This is what you are implementing in your zero filled DFT of $X[k]$: You try to obtain $Y[k]$ by filling the middle portion of $X[k]$ to make it length $M$. And you can also see why your magnitude is missing by $1/L$; as you did not multiply it by $L$.

The lowpass filter is implicitly implemented while zero filling $X[k]$ into length $M$ to obtain $Y[k]$.

The reduction in the output magnitude, can be explained either due to the increase in the length of the interpolated sequence (hence inverse DFT scaling), or due to the (missing) gain of the implicit interpolation lowpass filter.

To correct the amplitude mismatch, simply multiply the interpolated sequence by the interpolation factor L.

Answer 2

One easy way to understand interpolation in the time domain by zero-padding in the frequency domain is to realize that all interpolated sequences can be derived from sampling a single periodic continuous-time function, defined by the DFT coefficients $X[k]$, which are interpreted as (scaled) Fourier coefficients of that periodic continuous-time function $x_c(t)$. For odd $N$ we have

$$x_c(t)=\frac{1}{N}\sum_{k=-(N-1)/2}^{(N-1)/2}X[k]e^{j2\pi kt/N}\tag{1}$$

and for even $N$ (your example) you get

$$x_c(t)=\frac{1}{N}\sum_{k=-N/2}^{N/2}\tilde{X}[k]e^{j2\pi kt/N}\tag{2}$$

where $\tilde{X}[k]$ is obtained from $X[k]$ by splitting the bin at Nyquist (index $N/2$):

$$\tilde{X}[k]=\big[X[0],\ldots,X[N/2-1],0.5X[N/2],\\0.5X[N/2],X[N/2+1],\ldots,X[N-1]\big]$$

where we assume periodicity with period $N+1$ (due to splitting of the Nyquist bin): $\tilde{X}[k]=X[k+N+1]$, so $\tilde{X}[-N/2]=\tilde{X}[N/2+1]=0.5X[N/2]$.

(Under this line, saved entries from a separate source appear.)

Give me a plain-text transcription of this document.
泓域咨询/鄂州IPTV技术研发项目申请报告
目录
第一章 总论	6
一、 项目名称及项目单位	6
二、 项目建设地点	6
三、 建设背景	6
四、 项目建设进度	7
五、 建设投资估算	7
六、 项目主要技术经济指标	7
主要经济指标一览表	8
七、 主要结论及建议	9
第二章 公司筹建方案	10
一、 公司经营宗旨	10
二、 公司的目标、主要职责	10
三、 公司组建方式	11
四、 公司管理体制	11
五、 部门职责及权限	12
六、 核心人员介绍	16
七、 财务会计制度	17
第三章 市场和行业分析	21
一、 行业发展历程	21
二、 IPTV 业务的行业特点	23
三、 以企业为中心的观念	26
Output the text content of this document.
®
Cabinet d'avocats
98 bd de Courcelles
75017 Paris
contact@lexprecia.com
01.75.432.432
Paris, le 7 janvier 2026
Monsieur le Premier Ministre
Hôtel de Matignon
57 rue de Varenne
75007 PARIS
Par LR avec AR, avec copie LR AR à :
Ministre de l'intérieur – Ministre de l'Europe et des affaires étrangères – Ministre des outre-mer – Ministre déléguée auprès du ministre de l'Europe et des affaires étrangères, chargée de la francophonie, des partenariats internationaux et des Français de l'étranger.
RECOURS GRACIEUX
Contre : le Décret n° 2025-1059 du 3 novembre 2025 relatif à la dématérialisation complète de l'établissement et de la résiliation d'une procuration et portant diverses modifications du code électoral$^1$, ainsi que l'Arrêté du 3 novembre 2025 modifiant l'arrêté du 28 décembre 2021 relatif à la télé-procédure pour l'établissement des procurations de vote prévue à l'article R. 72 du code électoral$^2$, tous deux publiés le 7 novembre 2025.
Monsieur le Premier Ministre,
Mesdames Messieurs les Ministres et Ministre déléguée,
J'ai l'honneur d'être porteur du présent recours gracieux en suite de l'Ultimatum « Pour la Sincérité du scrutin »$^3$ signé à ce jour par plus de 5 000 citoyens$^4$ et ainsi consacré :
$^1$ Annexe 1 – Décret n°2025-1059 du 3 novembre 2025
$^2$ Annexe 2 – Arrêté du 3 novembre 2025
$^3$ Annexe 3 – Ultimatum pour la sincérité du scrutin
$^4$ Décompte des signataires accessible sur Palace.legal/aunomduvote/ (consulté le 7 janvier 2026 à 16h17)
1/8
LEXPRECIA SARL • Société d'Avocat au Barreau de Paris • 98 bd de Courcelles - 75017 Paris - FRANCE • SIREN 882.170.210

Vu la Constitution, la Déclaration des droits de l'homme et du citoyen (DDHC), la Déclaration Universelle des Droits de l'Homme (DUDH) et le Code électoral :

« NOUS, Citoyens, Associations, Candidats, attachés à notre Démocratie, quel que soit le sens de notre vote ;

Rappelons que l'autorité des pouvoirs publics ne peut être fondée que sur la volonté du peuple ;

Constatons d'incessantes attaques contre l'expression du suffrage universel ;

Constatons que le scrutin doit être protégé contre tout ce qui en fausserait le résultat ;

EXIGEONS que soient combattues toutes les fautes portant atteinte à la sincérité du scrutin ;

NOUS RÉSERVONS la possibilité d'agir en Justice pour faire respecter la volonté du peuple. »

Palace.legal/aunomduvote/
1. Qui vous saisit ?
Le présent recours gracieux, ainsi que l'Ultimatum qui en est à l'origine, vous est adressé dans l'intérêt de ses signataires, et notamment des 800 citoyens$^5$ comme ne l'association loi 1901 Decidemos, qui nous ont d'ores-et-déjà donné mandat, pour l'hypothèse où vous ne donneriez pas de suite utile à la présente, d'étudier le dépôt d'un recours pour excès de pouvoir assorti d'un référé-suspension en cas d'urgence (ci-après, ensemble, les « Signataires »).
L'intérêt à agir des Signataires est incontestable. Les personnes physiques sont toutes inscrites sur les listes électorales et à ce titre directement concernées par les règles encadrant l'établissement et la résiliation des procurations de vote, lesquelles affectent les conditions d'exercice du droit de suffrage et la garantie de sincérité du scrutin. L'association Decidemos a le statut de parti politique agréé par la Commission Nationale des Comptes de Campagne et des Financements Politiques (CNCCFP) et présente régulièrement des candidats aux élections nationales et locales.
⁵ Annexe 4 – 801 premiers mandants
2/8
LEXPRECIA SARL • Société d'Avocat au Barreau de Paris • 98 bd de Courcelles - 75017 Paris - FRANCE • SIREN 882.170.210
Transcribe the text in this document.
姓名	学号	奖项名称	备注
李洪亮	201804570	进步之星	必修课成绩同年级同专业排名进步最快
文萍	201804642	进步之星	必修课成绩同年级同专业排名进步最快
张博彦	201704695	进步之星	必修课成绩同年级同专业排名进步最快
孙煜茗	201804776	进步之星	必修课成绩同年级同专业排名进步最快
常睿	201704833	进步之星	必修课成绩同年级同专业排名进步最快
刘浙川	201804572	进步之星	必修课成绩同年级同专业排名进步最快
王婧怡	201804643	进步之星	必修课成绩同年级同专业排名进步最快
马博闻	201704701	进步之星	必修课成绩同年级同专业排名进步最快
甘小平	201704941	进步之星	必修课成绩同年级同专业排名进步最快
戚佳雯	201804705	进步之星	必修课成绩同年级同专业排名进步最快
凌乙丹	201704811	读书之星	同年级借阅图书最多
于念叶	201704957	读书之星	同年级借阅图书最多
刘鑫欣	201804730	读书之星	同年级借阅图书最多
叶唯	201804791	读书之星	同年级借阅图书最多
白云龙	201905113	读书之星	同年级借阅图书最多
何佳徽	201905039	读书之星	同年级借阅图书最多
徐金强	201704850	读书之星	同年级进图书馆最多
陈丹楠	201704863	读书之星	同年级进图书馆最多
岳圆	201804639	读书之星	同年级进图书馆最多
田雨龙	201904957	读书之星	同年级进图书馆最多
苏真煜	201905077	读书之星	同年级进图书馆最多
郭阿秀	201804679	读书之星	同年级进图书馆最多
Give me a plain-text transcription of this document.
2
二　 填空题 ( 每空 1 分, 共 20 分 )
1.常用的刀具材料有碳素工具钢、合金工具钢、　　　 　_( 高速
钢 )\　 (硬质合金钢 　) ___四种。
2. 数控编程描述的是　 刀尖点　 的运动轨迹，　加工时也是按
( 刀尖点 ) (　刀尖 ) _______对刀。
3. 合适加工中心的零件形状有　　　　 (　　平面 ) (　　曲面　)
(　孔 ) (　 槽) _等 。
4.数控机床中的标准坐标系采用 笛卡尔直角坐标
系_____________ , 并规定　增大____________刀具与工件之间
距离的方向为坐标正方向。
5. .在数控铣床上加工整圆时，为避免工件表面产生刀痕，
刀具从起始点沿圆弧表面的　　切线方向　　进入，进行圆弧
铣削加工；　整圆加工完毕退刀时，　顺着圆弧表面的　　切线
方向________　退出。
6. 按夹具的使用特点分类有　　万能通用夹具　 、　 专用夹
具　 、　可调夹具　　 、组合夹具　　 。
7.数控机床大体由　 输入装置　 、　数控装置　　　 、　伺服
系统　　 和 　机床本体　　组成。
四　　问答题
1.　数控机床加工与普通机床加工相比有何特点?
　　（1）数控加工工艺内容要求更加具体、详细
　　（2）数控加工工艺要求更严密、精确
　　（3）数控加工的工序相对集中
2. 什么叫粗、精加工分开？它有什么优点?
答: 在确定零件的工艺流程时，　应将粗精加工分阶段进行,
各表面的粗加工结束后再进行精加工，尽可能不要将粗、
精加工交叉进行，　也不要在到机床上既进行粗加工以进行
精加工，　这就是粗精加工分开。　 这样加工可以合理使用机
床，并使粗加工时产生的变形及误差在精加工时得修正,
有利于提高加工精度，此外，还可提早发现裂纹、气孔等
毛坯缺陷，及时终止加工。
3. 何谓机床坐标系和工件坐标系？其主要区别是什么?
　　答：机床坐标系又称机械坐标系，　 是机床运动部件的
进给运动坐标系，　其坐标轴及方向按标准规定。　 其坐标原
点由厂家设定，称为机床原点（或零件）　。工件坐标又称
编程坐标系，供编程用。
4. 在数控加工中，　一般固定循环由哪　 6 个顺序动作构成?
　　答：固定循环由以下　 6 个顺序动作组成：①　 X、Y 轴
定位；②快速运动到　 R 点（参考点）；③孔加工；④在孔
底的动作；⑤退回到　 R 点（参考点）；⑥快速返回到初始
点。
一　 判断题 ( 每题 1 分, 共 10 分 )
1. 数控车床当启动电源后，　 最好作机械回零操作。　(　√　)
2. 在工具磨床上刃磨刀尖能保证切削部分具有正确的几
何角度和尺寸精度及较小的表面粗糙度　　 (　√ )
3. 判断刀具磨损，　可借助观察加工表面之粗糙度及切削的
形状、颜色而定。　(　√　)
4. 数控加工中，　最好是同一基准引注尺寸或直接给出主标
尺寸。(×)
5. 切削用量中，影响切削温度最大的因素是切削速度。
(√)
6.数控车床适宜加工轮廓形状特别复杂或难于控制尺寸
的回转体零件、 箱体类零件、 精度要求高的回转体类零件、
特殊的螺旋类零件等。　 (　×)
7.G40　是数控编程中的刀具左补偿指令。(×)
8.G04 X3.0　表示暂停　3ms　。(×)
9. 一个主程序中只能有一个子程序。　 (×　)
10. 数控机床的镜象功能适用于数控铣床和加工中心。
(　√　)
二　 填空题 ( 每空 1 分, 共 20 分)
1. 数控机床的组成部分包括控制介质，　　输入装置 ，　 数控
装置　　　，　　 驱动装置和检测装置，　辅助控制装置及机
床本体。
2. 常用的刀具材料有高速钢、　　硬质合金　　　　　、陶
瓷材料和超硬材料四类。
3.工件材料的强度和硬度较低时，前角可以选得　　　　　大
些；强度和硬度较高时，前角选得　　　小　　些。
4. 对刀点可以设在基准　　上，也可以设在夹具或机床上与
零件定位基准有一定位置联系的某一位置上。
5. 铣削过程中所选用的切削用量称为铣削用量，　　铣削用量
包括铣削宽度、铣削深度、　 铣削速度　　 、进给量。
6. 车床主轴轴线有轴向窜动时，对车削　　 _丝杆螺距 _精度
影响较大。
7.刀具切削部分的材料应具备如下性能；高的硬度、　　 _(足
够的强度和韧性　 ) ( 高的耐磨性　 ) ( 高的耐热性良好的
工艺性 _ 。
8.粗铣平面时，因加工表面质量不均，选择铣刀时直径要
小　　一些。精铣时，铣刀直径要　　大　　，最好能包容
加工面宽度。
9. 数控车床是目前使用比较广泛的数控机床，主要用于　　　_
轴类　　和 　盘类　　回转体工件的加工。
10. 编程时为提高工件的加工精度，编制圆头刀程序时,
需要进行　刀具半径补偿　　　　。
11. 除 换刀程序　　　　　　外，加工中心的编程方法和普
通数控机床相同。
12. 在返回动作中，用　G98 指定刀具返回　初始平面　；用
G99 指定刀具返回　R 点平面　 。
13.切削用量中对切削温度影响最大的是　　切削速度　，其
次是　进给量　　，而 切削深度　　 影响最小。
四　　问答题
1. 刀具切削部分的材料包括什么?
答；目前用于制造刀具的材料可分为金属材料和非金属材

Note that for real-valued $x[n]$, $x_c(t)$ defined by $(1)$ or $(2)$ is real-valued. Also note that regardless of the interpolation factor, all interpolated discrete-time sequences are samples of $x_c(t)$. So the blue curves in your question do not make much sense, or they at least don't help with understanding what's going on.

For a given length $M$ of the desired interpolated sequence ($M>N$), the interpolated sequence obtained by IDFT from zero-padding in the frequency domain can be written in terms of a sampled version of $x_c(t)$:

$$\hat{x}[m]=x_c\left(\frac{mN}{M}\right)=\frac{M}{N}\textrm{IDFT}_M\{X_{ZP}[k]\}\tag{3}$$

where $X_{ZP}[k]$ is a zero-padded version of $X[k]$ ($N$ odd) or $\tilde{X}[k]$ ($N$ even), respectively. The amplitude scaling in your plots is due to the factor $M/N$ in $(3)$ that you probably forgot to include in your computations.